I sindaci che sottoscriveranno il manifesto per i pendolari si impegneranno anche a essere i primi protagonisti di una riorganizzazione della mobilità all'interno dei propri Comuni, a partire dal trasporto pubblico e dalla riqualificazione delle stazioni ferroviarie e degli spazi pubblici prospicienti per farne delle aree accoglienti e sicure e facilmente accessibili, per migliorare la qualità di vita dei cittadini e diminuire traffico e inquinamento. Legambiente invita, inoltre, i primi cittadini a ripensare le scelte di pianificazione urbanistica per evitare il consumo di suolo.

Al governo, l'associazione ambientalista chiede invece di aumentare e dare certezze alle risorse per il servizio ferroviario pendolare, consentendo la programmazione degli investimenti per i prossimi anni.
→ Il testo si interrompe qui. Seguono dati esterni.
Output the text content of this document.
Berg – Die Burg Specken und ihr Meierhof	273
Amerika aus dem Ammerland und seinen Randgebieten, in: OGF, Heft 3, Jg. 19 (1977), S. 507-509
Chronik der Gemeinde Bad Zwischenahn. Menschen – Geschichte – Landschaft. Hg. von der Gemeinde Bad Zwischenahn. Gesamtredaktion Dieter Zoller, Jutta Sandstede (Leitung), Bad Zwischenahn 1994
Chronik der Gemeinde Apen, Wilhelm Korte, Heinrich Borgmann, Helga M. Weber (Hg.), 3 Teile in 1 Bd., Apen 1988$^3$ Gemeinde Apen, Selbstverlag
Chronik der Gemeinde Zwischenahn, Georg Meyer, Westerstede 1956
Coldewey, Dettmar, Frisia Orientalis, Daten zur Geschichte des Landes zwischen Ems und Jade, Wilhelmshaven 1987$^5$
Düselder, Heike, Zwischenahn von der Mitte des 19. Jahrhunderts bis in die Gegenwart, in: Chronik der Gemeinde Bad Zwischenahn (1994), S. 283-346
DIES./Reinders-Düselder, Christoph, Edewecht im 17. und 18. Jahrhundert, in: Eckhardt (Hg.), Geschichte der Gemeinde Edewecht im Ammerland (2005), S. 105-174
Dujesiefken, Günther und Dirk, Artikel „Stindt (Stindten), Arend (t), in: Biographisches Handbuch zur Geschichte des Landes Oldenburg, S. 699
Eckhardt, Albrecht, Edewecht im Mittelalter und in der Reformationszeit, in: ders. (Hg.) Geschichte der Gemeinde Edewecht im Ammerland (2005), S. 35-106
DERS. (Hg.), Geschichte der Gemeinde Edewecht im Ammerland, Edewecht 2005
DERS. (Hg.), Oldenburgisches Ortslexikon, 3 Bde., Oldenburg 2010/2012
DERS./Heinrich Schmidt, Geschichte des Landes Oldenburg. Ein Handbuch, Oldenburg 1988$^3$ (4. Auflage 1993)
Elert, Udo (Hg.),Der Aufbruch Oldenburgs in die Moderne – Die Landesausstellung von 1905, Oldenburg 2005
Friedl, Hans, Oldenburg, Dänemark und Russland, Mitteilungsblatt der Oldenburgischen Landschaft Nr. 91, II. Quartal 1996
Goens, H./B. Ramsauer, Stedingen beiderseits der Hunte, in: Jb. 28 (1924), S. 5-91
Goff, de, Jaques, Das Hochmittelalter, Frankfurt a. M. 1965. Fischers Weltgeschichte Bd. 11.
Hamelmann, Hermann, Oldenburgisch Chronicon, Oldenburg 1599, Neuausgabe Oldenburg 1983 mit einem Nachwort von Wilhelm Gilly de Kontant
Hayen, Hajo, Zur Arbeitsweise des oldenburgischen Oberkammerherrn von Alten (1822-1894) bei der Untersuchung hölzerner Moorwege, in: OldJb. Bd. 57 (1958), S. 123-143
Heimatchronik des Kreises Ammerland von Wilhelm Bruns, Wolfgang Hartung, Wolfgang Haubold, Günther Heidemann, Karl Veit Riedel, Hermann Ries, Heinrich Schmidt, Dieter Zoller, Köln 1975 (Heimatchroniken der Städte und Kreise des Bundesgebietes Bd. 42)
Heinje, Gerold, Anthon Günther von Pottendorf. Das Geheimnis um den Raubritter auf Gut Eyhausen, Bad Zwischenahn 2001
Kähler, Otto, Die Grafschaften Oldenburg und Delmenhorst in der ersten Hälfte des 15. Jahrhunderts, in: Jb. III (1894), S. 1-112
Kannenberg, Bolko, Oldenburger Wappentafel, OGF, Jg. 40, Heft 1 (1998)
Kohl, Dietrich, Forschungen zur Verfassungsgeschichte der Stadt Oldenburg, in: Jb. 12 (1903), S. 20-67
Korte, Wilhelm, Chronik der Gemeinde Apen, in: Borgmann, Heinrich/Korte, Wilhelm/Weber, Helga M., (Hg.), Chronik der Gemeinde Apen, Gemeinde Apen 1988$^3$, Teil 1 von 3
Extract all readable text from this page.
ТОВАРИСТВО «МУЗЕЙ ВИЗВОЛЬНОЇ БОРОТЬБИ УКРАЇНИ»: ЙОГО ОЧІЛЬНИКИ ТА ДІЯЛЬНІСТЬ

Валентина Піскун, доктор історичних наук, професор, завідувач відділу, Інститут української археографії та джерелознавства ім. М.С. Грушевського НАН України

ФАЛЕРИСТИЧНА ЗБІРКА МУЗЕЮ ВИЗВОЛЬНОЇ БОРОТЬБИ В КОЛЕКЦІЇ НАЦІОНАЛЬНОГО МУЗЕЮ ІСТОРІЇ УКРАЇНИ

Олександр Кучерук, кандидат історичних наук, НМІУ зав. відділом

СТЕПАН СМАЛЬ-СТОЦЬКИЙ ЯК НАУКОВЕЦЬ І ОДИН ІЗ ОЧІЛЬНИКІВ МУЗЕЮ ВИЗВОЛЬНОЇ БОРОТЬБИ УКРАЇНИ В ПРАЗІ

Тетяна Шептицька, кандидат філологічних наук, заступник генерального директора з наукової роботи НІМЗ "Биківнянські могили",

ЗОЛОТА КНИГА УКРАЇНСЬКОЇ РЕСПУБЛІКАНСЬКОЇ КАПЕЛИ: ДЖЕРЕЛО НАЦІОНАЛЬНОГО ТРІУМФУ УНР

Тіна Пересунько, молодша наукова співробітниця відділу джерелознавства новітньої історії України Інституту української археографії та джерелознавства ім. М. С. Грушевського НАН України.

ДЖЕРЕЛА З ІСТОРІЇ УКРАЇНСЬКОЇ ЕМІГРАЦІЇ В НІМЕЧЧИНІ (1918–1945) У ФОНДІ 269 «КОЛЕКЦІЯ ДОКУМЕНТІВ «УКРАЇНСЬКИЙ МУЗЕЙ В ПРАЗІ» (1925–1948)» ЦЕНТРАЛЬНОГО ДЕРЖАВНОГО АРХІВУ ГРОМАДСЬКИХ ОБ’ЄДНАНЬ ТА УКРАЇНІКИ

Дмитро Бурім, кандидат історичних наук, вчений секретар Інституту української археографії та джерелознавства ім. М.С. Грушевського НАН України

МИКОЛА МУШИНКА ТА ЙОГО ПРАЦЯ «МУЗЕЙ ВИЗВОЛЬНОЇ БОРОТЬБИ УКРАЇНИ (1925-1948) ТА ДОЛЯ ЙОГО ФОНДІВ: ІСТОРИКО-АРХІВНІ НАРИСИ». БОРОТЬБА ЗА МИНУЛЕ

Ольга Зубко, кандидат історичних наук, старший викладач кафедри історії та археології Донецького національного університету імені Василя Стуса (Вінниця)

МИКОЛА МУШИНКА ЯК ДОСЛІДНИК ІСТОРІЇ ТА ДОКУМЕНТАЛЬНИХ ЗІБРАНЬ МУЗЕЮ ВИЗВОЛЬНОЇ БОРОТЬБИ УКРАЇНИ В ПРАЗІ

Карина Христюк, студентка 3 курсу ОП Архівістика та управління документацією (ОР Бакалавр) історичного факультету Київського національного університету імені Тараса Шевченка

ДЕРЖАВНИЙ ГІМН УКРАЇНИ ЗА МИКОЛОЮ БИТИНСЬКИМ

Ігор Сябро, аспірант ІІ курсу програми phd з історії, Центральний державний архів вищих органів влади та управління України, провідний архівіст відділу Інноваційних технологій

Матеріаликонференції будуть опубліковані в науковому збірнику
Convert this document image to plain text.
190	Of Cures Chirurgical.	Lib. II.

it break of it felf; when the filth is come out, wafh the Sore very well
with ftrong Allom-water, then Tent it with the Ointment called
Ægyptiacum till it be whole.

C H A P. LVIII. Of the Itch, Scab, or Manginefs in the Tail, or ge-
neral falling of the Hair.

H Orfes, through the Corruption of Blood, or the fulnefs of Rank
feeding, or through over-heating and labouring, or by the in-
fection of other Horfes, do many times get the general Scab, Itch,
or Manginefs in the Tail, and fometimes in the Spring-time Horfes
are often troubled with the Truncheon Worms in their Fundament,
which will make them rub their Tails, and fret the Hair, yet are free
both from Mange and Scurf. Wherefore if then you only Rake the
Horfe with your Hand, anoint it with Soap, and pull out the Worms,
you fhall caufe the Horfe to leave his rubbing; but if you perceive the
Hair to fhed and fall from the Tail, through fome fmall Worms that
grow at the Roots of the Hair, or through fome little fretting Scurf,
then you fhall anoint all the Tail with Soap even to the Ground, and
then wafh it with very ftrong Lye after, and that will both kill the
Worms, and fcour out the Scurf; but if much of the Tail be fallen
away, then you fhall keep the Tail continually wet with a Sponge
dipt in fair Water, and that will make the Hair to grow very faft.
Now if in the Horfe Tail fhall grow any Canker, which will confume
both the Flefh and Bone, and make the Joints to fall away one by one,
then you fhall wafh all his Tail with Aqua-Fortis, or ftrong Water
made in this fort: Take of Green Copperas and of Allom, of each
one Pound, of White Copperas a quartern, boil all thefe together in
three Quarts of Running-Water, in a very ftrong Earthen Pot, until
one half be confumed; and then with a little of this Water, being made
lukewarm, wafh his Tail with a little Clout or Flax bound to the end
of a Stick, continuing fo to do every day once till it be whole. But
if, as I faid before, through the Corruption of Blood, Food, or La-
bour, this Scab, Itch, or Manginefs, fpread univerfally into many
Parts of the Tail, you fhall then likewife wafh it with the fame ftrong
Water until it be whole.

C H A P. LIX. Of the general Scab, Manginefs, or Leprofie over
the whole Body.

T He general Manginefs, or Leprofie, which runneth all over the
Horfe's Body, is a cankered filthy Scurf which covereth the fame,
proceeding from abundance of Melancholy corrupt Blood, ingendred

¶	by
Di investire prioritariamente nelle infrastrutture nei nodi urbani, per risolvere i problemi dei treni pendolari di sovrapposizione di flussi nazionali, merci, locali. Di riprendere finalmente il progetto 1000 nuovi treni per i pendolari e permettere di avere finalmente treni moderni e adeguati alla domanda di mobilità. Di fare in modo che la nuova Autorità per i trasporti garantisca i diritti dei cittadini che prendono i mezzi pubblici e che vigili sulla trasparenza e le previsioni dei Contratti di servizio, nell'interesse del diritto alla mobilità dei pendolari.

Alle regioni, invece, Legambiente chiede di destinare più investimenti al trasporto pubblico pendolare, a cominciare dalle principali linee pendolari, con un obiettivo di spesa pari almeno al 5% del bilancio. Di acquistare subito nuovi treni, più moderni e capienti, per garantire la riduzione dei ritardi e la vivibilità degli spostamenti. Di aprire un confronto pubblico sul Contratto di servizio, con Enti locali, associazioni e cittadini per chiarire obiettivi e collegamenti, standard, abbonamenti integrati, e aprire alle osservazioni, anche attraverso uno sportello di ascolto dei pendolari.